Que Cristo sigue entusiasmando hasta llegar a derramar la sangre por Él es algo que en la Iglesia se viene repitiendo desde los primeros tiempos y sigue de gran actualidad. En el informe que la agencia Fides elabora todos los años, 37 fueron los hermanos nuestros que en 2009 derramaron su sangre por Cristo, de los cuales 30 eran sacerdotes, dos eran religiosas, dos seminaristas y tres voluntarios laicos. A ellos hay que agregar un elenco, quizá más largo aún, de otros hermanos nuestros de los cuales nunca tendremos noticias, pero que, a lo largo y ancho del planeta también han derramado su sangre por proclamar su fe en el resucitado.

Entre las víctimas hay jóvenes, como William Quijano, un joven laico de 21 años de la Comunidad de San Egidio que en El Salvador animaba un centro para la cultura de la paz, que murió por las balas disparadas por un grupo que no soportaba el ejemplo y la palabra de un joven que entendía que ser seguidor de Cristo implicaba hacer vida la paz predicada por su Maestro.
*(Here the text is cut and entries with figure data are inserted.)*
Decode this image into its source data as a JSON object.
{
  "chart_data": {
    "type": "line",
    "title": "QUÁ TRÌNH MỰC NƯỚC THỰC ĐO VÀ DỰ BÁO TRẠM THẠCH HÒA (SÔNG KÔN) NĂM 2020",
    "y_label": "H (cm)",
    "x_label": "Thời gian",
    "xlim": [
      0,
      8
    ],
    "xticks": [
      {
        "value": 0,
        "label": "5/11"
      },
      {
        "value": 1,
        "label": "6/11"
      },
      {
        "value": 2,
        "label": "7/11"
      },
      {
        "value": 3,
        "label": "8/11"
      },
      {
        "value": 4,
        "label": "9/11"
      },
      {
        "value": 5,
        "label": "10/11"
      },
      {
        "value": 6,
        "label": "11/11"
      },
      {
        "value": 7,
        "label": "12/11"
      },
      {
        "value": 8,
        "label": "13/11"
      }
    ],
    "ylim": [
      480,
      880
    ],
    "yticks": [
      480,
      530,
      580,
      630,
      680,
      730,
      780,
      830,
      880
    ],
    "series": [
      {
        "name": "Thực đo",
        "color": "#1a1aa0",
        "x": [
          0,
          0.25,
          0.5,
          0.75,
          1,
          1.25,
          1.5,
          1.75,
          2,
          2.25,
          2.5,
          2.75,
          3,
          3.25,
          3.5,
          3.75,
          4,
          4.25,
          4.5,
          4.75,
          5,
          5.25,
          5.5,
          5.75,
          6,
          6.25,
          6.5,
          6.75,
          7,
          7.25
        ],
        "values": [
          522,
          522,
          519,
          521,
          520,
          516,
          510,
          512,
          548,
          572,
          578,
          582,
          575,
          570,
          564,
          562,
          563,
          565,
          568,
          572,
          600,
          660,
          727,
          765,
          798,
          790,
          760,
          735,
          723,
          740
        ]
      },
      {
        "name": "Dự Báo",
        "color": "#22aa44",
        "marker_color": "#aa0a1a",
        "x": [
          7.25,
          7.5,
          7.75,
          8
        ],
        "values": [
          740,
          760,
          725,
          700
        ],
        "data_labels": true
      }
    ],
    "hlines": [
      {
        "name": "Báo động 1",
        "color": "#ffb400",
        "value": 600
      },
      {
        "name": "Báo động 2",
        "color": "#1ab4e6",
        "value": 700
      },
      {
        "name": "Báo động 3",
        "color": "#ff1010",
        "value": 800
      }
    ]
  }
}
Pero también hay un anciano misionero de 78 años asesinado en Sudáfrica. Lo peor de todo es que el número de víctimas del año 2009 fue casi el doble de las del año inmediatamente anterior y la más alta de los últimos 10 años. Como bien lo ha dicho el

Papa Benedicto, “la Iglesia anuncia por doquier el Evangelio de Cristo, no obstante las persecuciones, las discriminaciones, los ataques y la indiferencia, a veces hostil, que más bien le permiten compartir la suerte de su Maestro y Señor”.
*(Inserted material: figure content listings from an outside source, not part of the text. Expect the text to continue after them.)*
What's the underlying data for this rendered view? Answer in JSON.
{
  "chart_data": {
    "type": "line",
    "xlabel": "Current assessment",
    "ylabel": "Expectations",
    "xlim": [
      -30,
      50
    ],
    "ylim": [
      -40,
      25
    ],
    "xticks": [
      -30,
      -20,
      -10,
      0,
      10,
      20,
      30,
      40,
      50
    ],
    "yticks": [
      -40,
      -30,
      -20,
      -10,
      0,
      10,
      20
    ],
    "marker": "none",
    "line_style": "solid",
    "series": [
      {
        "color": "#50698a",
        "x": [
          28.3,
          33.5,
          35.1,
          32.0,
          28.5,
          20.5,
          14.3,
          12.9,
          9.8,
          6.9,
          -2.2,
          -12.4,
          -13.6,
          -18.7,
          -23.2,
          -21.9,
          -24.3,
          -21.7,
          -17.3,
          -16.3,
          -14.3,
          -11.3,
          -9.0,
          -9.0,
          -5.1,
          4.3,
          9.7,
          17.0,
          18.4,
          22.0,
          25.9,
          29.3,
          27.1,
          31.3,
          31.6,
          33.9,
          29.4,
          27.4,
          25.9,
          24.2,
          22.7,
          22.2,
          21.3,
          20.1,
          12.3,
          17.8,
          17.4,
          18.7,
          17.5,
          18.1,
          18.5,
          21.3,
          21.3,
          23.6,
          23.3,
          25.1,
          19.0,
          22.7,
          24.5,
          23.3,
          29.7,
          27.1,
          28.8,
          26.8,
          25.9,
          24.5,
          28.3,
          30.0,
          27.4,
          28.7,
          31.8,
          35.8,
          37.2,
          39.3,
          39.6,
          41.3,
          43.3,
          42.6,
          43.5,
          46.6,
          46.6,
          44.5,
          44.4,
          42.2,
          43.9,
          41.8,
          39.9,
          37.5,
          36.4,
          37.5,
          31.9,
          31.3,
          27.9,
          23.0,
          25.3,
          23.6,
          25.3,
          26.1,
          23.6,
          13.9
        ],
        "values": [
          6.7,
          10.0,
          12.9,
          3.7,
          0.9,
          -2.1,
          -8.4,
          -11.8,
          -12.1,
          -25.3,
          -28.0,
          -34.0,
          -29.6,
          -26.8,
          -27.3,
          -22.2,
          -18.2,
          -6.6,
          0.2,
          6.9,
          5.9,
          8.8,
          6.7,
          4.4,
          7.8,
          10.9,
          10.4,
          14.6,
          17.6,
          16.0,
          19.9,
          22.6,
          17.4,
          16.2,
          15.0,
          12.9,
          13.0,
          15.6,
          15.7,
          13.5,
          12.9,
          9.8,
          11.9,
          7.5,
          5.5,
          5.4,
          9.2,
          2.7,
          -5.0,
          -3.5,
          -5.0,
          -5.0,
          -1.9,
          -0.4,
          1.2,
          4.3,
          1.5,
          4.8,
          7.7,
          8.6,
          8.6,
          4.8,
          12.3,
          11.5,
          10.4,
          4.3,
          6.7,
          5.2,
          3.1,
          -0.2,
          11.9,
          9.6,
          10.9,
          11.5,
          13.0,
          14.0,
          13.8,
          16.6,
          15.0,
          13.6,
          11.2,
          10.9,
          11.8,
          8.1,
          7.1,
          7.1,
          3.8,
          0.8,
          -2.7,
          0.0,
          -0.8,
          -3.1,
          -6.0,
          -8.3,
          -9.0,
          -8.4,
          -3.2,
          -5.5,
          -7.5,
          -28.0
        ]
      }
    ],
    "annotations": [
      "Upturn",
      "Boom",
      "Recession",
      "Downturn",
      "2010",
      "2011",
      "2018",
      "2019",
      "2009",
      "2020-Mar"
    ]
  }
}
Lo más llamativo de todo esto es que ni estas muertes ni el informe mismo han tenido el menor eco en la prensa. Ni siquiera por el hecho de que estas muertes violentas puedan, por sí mis­mas, constituir noticia de las que con tanto lujo de detalles les interés divulgar. Es que mostrar que en pleno siglo XXI todavía hay hijos de la Iglesia que son capaces de derramar su propia san­gre por amor a Cristo viene a contradecir la imagen de la Iglesia que quieren mostrar los medios de comunicación, una Iglesia de la que hay que mostrar y magnificar las traiciones de unos po­cos, una Iglesia que es una estructura rica y poderosa que quiere imponer sus leyes antiguas a despecho de la modernidad, porque sus viejos jerarcas no han sabido enterarse que los tiempos han cambiado. No es conveniente que se sepa que hay hijos de esa Iglesia que han muerto por vivir en lugares donde casi nunca van los demás, que casi se podría decir que son lugares abandonados de Dios, pero donde esos hombres y mujeres han llegado para mostrar con hechos y no con puras palabras, para mostrar con su propia vida que Dios no abandona a nadie.
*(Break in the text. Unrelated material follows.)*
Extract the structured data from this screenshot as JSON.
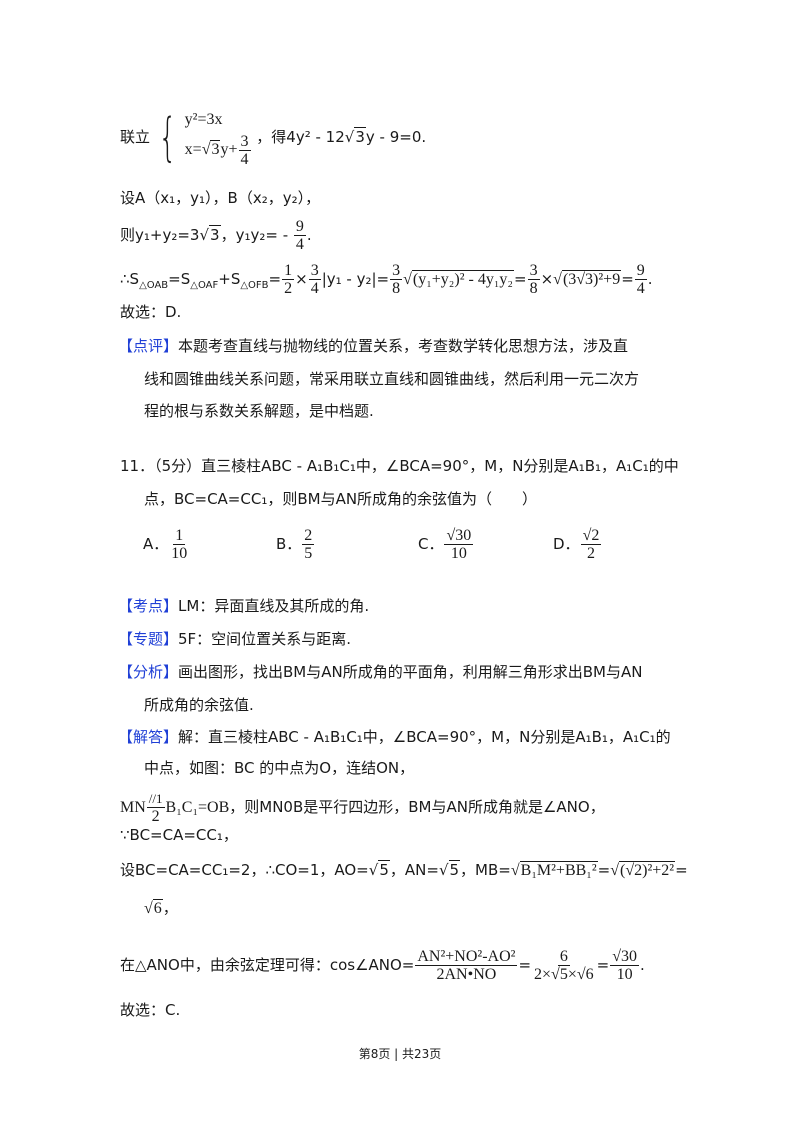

Esa Iglesia es incómoda, porque rompe los esquemas y los clichés en los que se la quiere encasillar. Es más fácil mostrar el ruido del árbol que cae, que el silencio de un bosque completo que crece. Pero la Iglesia no actúa ni para la prensa ni para la te­levisión, sino que sigue a su Señor que, al igual que estos 37, derramó su sangre en la cruz proclamando la misericordia de Dios para todos los hombres, sin excluir a ninguno, indiferente a lo que aquellos que están impregnados de las mezquinas apetencias del mundo puedan decir o dejar de decir.